Aunque durante algunos años fue presidente del Gobierno gracias a
una amplia mayoría lograda en las urnas, en las elecciones de 1982,
ya casi desaparecida la UCD, el CDS, partido liderado por Suárez,
consiguió 2 escaños, frente a los 202 del PSOE o los 107 del PP. Un
resultado que le hundió en una realidad tan amarga como real, el
abandono de todos y el olvido de los demás. Y ahora, más de treinta
años después, la gente vuelve a reclamar su figura y sus rivales a
admirarle. Es como si nuestro destino estuviese ligado a una
transición que nunca se acaba y a la que volvemos una y otra vez. Es
como si nuestra memoria fuera pareja a la de Suárez y no
recordásemos, para bien o para mal, nuestra responsabilidad en la
historia.
Suárez tuvo el enorme
mérito de tener la visión histórica que el momento requería.
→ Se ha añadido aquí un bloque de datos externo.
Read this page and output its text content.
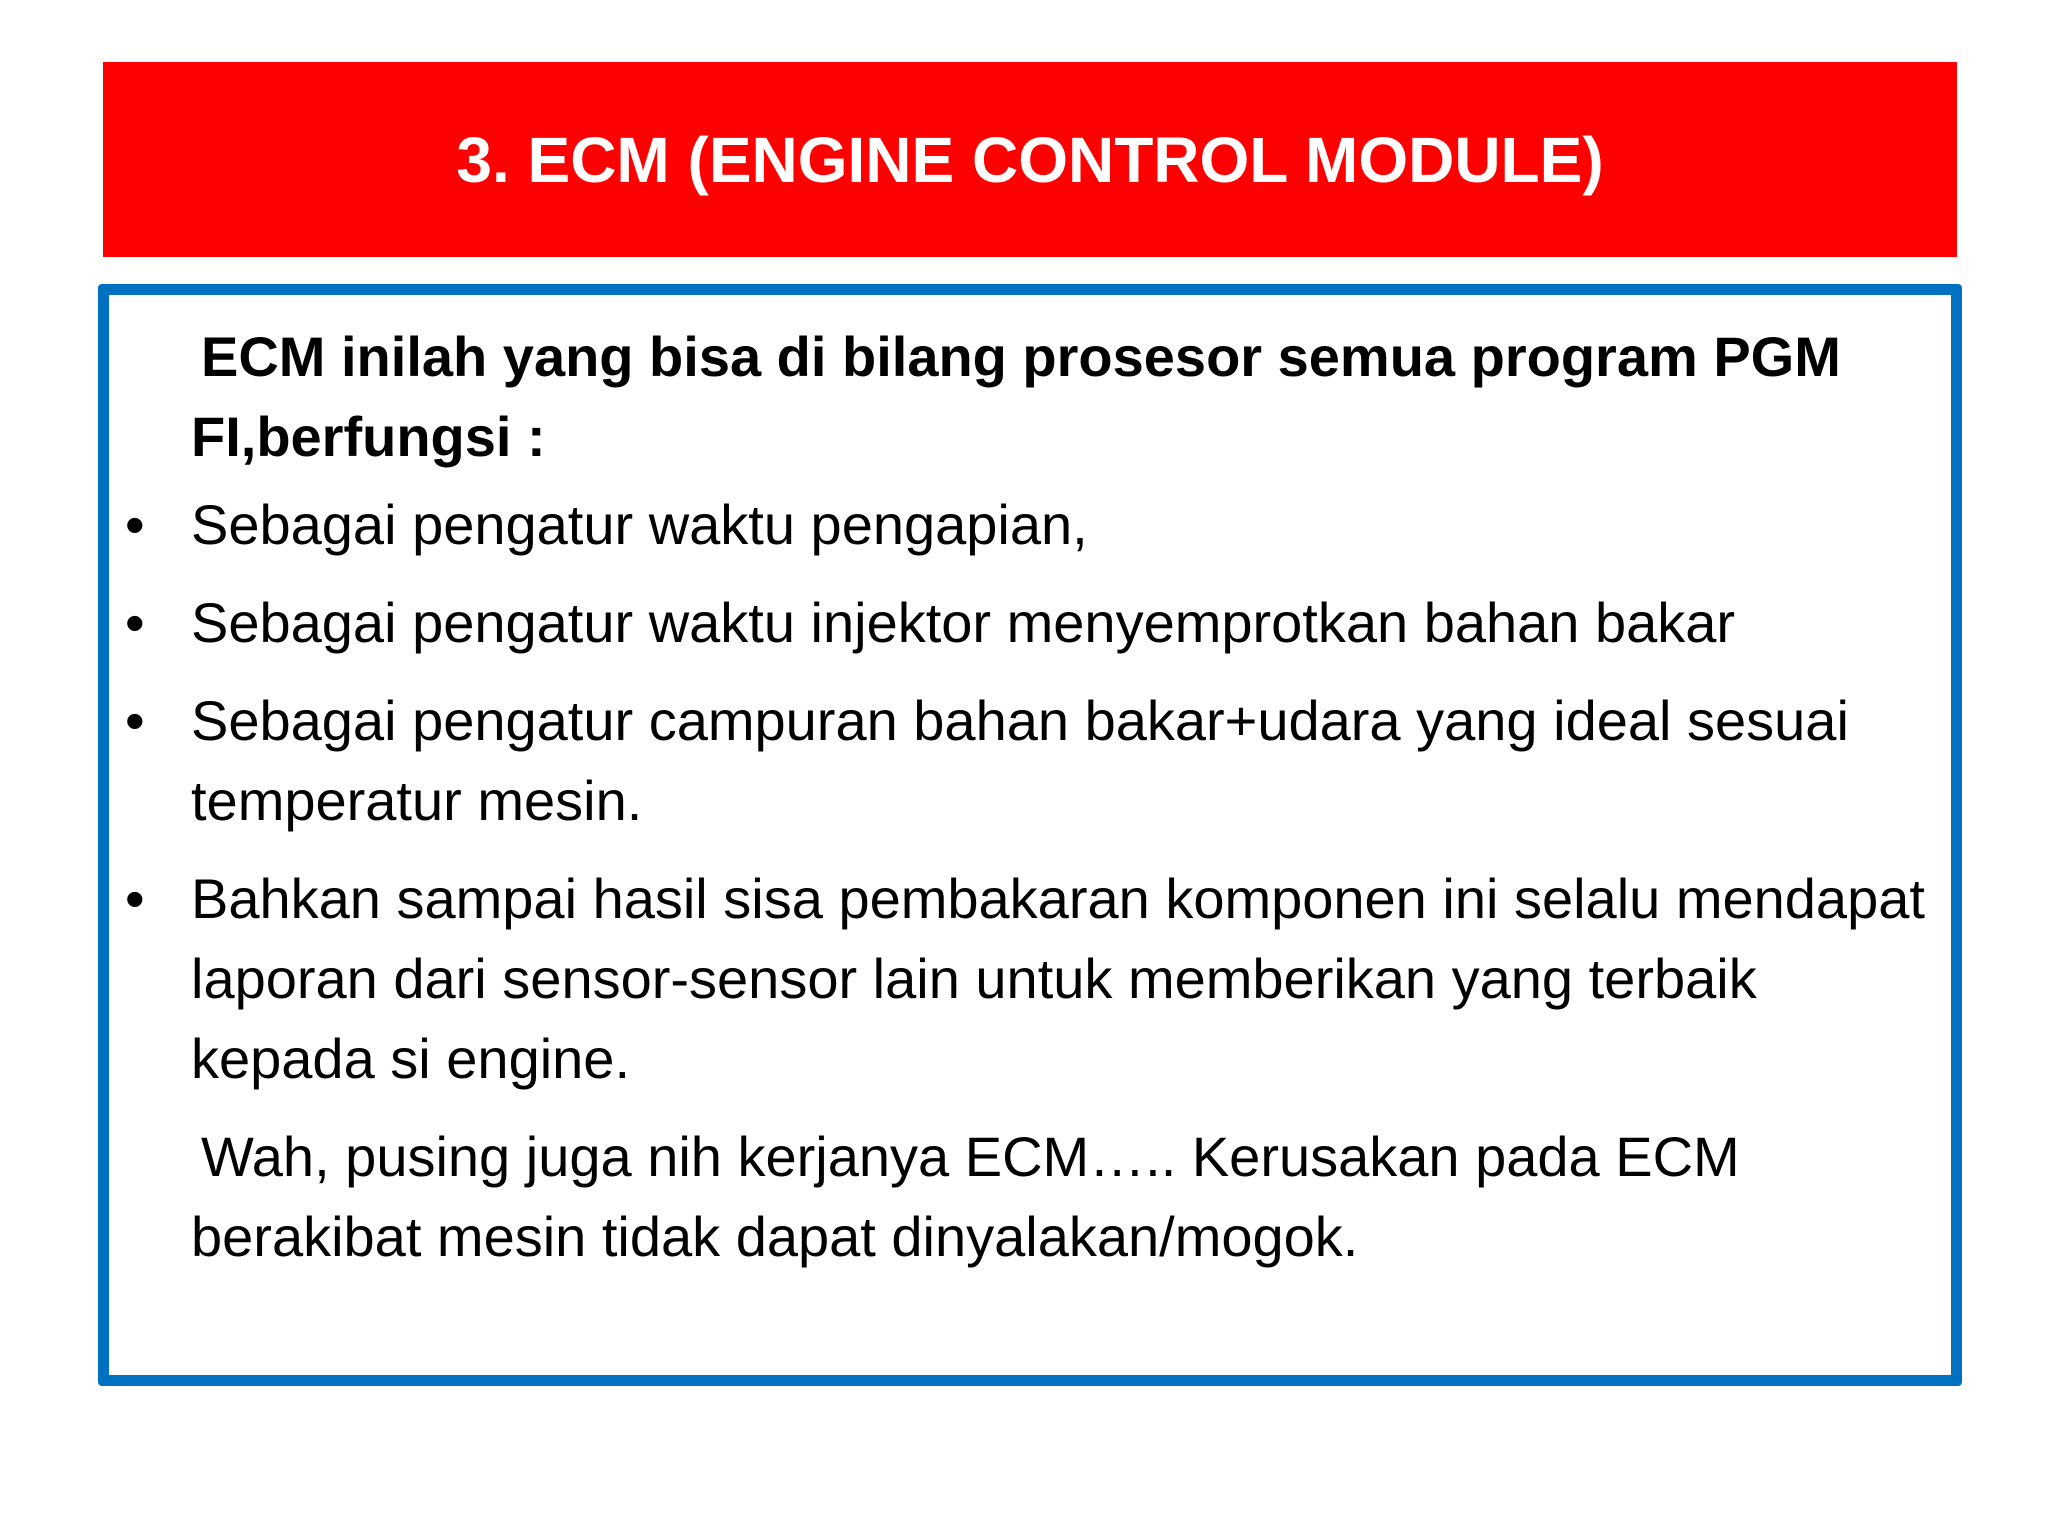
3. ECM (ENGINE CONTROL MODULE)

ECM inilah yang bisa di bilang prosesor semua program PGM FI,berfungsi :

• Sebagai pengatur waktu pengapian,
• Sebagai pengatur waktu injektor menyemprotkan bahan bakar
• Sebagai pengatur campuran bahan bakar+udara yang ideal sesuai temperatur mesin.
• Bahkan sampai hasil sisa pembakaran komponen ini selalu mendapat laporan dari sensor-sensor lain untuk memberikan yang terbaik kepada si engine.

Wah, pusing juga nih kerjanya ECM….. Kerusakan pada ECM berakibat mesin tidak dapat dinyalakan/mogok.
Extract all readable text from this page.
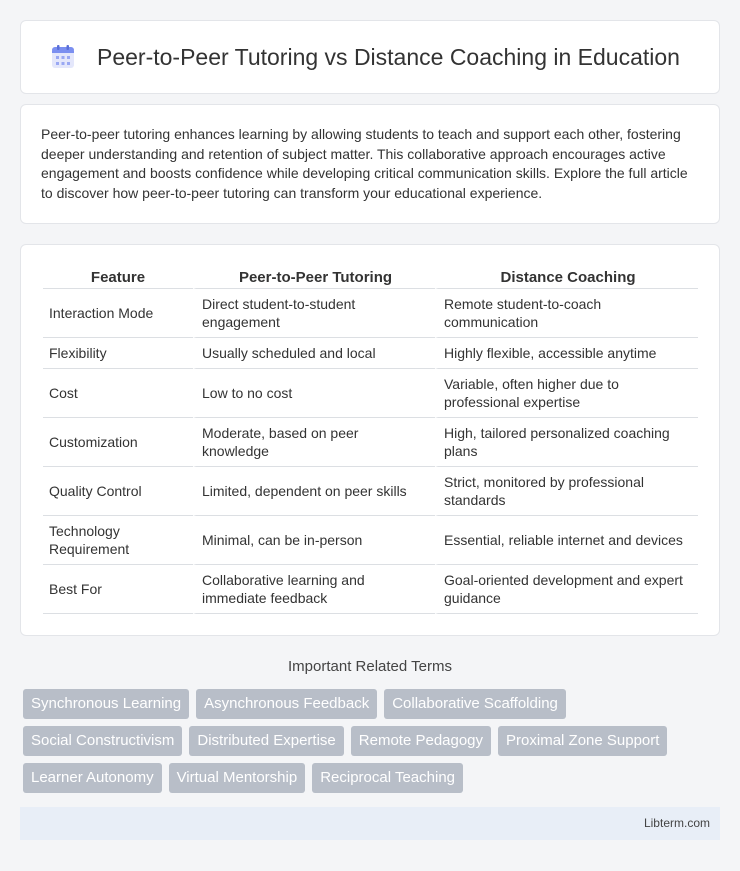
Peer-to-Peer Tutoring vs Distance Coaching in Education

Peer-to-peer tutoring enhances learning by allowing students to teach and support each other, fostering deeper understanding and retention of subject matter. This collaborative approach encourages active engagement and boosts confidence while developing critical communication skills. Explore the full article to discover how peer-to-peer tutoring can transform your educational experience.

Feature	Peer-to-Peer Tutoring	Distance Coaching
Interaction Mode	Direct student-to-student engagement	Remote student-to-coach communication
Flexibility	Usually scheduled and local	Highly flexible, accessible anytime
Cost	Low to no cost	Variable, often higher due to professional expertise
Customization	Moderate, based on peer knowledge	High, tailored personalized coaching plans
Quality Control	Limited, dependent on peer skills	Strict, monitored by professional standards
Technology Requirement	Minimal, can be in-person	Essential, reliable internet and devices
Best For	Collaborative learning and immediate feedback	Goal-oriented development and expert guidance
Important Related Terms
Synchronous Learning	Asynchronous Feedback	Collaborative Scaffolding
Social Constructivism	Distributed Expertise	Remote Pedagogy	Proximal Zone Support
Learner Autonomy	Virtual Mentorship	Reciprocal Teaching
Libterm.com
Eran
tiempos complicados donde frente a la transición de la que tanto se
habla, algunos pedían la ruptura. Se eligió la primera opción por
temor a los militares y a las personas que dominaban las
instituciones. El franquismo, después de Franco, seguía vivo y
siguió por algún tiempo. De haber elegido la ruptura posiblemente
nunca se hubiera llegado al grado de consenso al que se llegó y que
tanta admiración despierta, aunque también es posible que ahora,
con el paso de los años, las heridas que todavía supuran se
hubiesen cerrado definitivamente. Seguimos con la transición como en
un bucle interminable, siempre comparando lo buenos y jóvenes que
fuimos entonces. Aquello pasó, Suárez es historia, y si cabe alguna
enseñanza de este arrebato que de repente le ha entrado al personal
es que ninguno de los presidentes que le sucedieron ha conseguido
mejorar su legado y ganarse un puesto en el corazón de la ciudadanía
(al margen de ideologías); todos, desde Calvo Sotelo a Rajoy, serán
recordados más por el retrato que cuelgue de alguna pared que por
sus méritos.
No es a Suárez a quien
la gente ha salido a admirar, sino a lo que representa, a ese viejo
fantasma reconvertido en espíritu de la llamada transición que
siempre vuelve para escupirnos a la cara nuestras vergüenzas. Ahora
reclamamos la altura de aquellos políticos a los que admiramos, como
si nosotros no tuviésemos nada que ver. Sí, los políticos han
cambiado y posiblemente su perfil sea diferente al de los de la
transición, pero dejemos de mirar para otro lado y hagamos examen de
conciencia, porque es seguro que nosotros tampoco aguantaríamos la
comparación con los ciudadanos de antaño; su compromiso, altruismo
y espíritu de lucha y sacrificio nada tiene que ver con el ganado
que va a votar cada cuatro años y el resto del tiempo formamos ese
rebaño de mayoría silenciosa que tanto gusta a nuestros
gobernantes. Nuestra dejadez, nuestro pasotismo, nuestras quejas de
taberna es lo que propicia que estén quienes están y les dejemos
hacer lo que hacen. Ya está bien de añorar el pasado, seamos
nosotros los que cambiemos primero y seamos los protagonistas de la historia.